La nécessité d’une connaissance globale et intégrée du milieu naturel s’est imposée à un moment du développement de la recherche géographique dans notre pays. Si le terme de milieu naturel se réfère à un objet concret, celui de paysage correspond à une notion géographique peu précise, diversement interprétée et appréhendée par des approches méthodologiques différentes et variées. D’un autre coté, à un aménagement de l’espace, on a toujours associé, au moins au niveau de l’idée, une connaissance des structures naturelles initiales. Mais le milieu naturel ne se laisse pas facilement étudier. Résultat de rapports et d’interactions dynamiques complexes et multiples, le milieu n’est pas une addition d’éléments.
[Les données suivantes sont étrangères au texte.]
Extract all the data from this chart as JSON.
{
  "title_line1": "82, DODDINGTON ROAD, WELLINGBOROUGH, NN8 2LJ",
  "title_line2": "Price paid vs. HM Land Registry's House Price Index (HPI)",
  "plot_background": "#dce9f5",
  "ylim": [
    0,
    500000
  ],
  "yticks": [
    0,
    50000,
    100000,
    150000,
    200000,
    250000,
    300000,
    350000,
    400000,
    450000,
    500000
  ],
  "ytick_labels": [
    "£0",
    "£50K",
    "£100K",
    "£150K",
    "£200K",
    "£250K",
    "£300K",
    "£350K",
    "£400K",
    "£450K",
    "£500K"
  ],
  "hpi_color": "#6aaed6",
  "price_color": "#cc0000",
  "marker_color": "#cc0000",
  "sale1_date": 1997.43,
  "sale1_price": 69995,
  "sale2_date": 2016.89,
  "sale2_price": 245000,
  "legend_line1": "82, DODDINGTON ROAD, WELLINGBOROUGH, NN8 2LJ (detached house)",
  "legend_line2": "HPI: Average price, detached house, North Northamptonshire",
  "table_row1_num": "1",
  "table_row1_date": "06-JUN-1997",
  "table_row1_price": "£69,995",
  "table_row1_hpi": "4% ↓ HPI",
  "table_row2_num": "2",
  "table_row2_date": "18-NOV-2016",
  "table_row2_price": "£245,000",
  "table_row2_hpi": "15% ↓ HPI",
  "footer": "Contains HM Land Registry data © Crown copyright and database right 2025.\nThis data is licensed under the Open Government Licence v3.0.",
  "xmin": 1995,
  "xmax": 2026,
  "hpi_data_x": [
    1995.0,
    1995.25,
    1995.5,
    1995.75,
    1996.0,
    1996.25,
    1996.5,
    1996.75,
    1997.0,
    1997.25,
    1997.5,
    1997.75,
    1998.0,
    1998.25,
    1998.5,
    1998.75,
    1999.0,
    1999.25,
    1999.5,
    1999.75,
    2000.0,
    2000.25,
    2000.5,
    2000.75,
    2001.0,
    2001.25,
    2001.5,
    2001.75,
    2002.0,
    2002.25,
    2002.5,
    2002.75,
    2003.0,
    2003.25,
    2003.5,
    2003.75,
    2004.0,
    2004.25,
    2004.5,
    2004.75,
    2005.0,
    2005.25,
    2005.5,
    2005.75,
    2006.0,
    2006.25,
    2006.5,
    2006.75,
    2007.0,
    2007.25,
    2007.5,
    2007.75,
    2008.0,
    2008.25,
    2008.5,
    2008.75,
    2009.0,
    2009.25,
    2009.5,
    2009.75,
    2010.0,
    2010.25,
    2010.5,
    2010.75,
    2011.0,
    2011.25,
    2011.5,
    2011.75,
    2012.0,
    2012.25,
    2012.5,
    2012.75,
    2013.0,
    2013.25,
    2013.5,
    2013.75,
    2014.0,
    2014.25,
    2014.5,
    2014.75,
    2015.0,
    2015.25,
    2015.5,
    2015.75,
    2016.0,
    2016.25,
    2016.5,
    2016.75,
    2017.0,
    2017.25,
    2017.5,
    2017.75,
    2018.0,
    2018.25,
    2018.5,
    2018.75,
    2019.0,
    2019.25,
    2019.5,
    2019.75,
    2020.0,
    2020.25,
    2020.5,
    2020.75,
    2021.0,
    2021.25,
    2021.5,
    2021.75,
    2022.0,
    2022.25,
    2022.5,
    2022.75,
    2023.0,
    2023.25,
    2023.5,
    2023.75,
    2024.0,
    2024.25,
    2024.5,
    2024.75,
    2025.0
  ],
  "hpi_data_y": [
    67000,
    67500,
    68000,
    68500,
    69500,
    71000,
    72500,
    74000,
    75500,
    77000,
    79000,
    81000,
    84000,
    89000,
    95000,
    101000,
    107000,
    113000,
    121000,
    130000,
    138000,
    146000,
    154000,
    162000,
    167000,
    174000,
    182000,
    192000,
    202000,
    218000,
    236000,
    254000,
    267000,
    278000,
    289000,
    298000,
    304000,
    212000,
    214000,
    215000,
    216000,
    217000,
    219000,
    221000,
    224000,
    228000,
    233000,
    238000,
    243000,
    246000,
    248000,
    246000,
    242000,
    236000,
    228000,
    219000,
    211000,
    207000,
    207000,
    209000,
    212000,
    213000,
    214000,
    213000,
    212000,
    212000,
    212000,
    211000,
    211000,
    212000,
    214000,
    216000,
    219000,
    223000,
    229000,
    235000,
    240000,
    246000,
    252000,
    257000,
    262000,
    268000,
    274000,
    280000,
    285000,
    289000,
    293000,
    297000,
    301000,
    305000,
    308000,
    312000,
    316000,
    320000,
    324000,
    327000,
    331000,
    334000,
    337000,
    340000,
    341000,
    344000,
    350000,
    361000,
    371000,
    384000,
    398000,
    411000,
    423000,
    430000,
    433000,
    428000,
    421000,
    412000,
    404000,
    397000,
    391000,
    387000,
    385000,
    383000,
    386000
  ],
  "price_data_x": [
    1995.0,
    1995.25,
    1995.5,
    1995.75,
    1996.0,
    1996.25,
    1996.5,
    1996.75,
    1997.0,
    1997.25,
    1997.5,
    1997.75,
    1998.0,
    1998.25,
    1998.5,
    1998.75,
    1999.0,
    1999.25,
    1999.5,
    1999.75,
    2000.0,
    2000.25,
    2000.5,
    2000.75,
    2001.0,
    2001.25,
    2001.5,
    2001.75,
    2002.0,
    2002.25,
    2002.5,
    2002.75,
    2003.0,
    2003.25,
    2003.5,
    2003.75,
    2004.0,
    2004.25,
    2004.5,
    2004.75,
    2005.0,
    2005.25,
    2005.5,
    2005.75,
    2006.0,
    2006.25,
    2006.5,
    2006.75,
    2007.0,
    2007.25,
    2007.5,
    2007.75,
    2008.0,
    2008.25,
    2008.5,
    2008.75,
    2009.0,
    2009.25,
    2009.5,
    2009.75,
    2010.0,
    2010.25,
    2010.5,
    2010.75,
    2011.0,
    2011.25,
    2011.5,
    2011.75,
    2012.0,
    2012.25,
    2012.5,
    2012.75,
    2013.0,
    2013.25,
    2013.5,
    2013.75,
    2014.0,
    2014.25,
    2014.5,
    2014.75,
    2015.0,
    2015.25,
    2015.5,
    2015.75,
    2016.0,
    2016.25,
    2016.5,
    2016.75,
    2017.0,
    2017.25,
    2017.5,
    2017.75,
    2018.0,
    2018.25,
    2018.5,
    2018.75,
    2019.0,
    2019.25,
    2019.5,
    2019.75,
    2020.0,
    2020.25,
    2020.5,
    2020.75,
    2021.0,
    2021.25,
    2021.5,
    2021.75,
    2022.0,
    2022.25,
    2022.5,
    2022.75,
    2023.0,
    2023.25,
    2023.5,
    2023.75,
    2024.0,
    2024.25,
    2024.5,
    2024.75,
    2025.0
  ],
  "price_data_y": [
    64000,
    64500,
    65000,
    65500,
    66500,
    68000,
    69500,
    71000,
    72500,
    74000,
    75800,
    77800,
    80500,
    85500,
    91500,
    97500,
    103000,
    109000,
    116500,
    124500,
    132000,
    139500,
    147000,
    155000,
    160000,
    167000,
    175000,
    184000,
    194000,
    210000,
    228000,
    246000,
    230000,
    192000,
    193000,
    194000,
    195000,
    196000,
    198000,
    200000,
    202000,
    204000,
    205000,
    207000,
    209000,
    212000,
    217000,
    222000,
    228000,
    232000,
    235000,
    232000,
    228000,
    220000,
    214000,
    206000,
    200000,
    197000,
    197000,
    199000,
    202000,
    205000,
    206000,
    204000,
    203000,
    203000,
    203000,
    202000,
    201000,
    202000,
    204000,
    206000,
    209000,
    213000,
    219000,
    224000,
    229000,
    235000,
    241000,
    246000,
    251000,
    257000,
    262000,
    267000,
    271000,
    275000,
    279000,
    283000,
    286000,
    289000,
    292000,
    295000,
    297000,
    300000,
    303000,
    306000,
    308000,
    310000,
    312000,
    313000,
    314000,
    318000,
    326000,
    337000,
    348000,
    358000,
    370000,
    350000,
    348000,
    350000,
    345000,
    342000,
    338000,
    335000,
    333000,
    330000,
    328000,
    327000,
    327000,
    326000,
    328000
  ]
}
Si bien que l’on se retrouve souvent devant la situation désarmante de ne savoir quels aspects privilégier dans toute étude du paysage.
Chronologiquement, on a d’abord cherché à analyser chaque élément du paysage, pris un à un : définition des paysages végétaux, définition des « paysages morphogénétiques ». Passés les stades de la mise au point et du bilan comparatif des recherches spécialisées, on a ensuite cherché à décrire puis classer et expliquer chaque composante du paysage. Cet état de chose était lié à la subdivision en spécialités que la géographie physique a connue, après s’être séparée de la géographie humaine. On en est arrivé à une juxtaposition de « sciences géographiques », abordant chacune un objet d’étude spécifique.
Bertrand, dans un article (Bertrand, 1968) apparente d’abord les notions de géographie physique globale et de géographie du paysage. Par extension, la géographie est alors définie comme étant l’étude des paysages (Rougerie, 1969). A la suite de Bertrand et de Rougerie, plusieurs géographes expriment par leurs travaux et publications ce souci de géographie globale, particulièrement Richard (1973), Mathieu et Wieber (1973), Tricart (1979).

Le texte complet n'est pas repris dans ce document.